Let's use a ridiculously simple example: A team shoots 30 percent on the day (30-100).
What can we imply from this? Well, probably a lot of things:
- The team shot very well on the day in terms of percentage.
- Looking at the man-up conversion rate contained the box score, we can make some assumptions about the impact of playing in the personnel imbalance impacted the team's ability to can the bean.
- Looking at the individual statistics, we can see which players drove that shooting percentage and whether there was a hub of the activity.
So on and so forth. You get the idea. And you probably also see, now, the gap: There's no way, under the current system, to see how shot clock situations impacted shooting. None. A stall that leads to a shot clock in no way shows up in the box score, either as a penalty or other infraction. There's no notation for the posture; it exists in a very tangible way and has wide-reaching impact on how the game is played, yet it is not (yet) in the manual as a component part of the game that is to be charted. Man-up and man-down situations are catalogued, presumably because these are special situations that require a highlight due to their unique nature and impact on the game; stall-shot clock situations require the same treatment given the impact on the pace of play.

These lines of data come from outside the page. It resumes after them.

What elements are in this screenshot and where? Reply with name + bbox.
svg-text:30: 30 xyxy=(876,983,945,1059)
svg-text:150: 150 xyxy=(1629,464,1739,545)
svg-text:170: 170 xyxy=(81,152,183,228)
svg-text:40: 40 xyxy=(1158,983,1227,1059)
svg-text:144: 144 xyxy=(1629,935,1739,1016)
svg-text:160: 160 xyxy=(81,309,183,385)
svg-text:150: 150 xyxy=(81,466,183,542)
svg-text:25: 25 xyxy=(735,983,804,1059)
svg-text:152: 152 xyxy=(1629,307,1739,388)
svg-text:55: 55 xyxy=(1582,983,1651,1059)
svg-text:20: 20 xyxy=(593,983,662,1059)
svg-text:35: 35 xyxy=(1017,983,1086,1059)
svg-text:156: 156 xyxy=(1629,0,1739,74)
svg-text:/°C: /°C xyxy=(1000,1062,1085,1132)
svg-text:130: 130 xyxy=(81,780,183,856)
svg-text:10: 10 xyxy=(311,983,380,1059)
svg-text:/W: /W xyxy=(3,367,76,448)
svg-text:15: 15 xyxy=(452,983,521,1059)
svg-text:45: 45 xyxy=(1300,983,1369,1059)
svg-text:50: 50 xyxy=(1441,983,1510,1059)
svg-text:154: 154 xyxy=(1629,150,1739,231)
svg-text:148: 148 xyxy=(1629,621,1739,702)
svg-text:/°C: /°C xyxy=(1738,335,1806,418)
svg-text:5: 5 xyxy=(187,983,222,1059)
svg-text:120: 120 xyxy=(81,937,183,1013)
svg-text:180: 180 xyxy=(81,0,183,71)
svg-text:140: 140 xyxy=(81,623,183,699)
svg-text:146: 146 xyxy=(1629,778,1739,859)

I can feel, already, that these situations will be likely lumped into "turnovers" or "caused turnovers" (much like delineated crease violations). That's six different kinds of dumb. A stall-shot clock situation (whether it ends up in a violation posture or otherwise) is markedly different from a common violation. It needs separate accounting. The evaluation of the strength of the rule depends on the analytical value ascribed to it; that cannot occur unless these situations are separately tracked by a statistician.
Plus, you know, it'd help me out a lot with writing words about possessions and stuff, and that's really the most important thing in the history of history.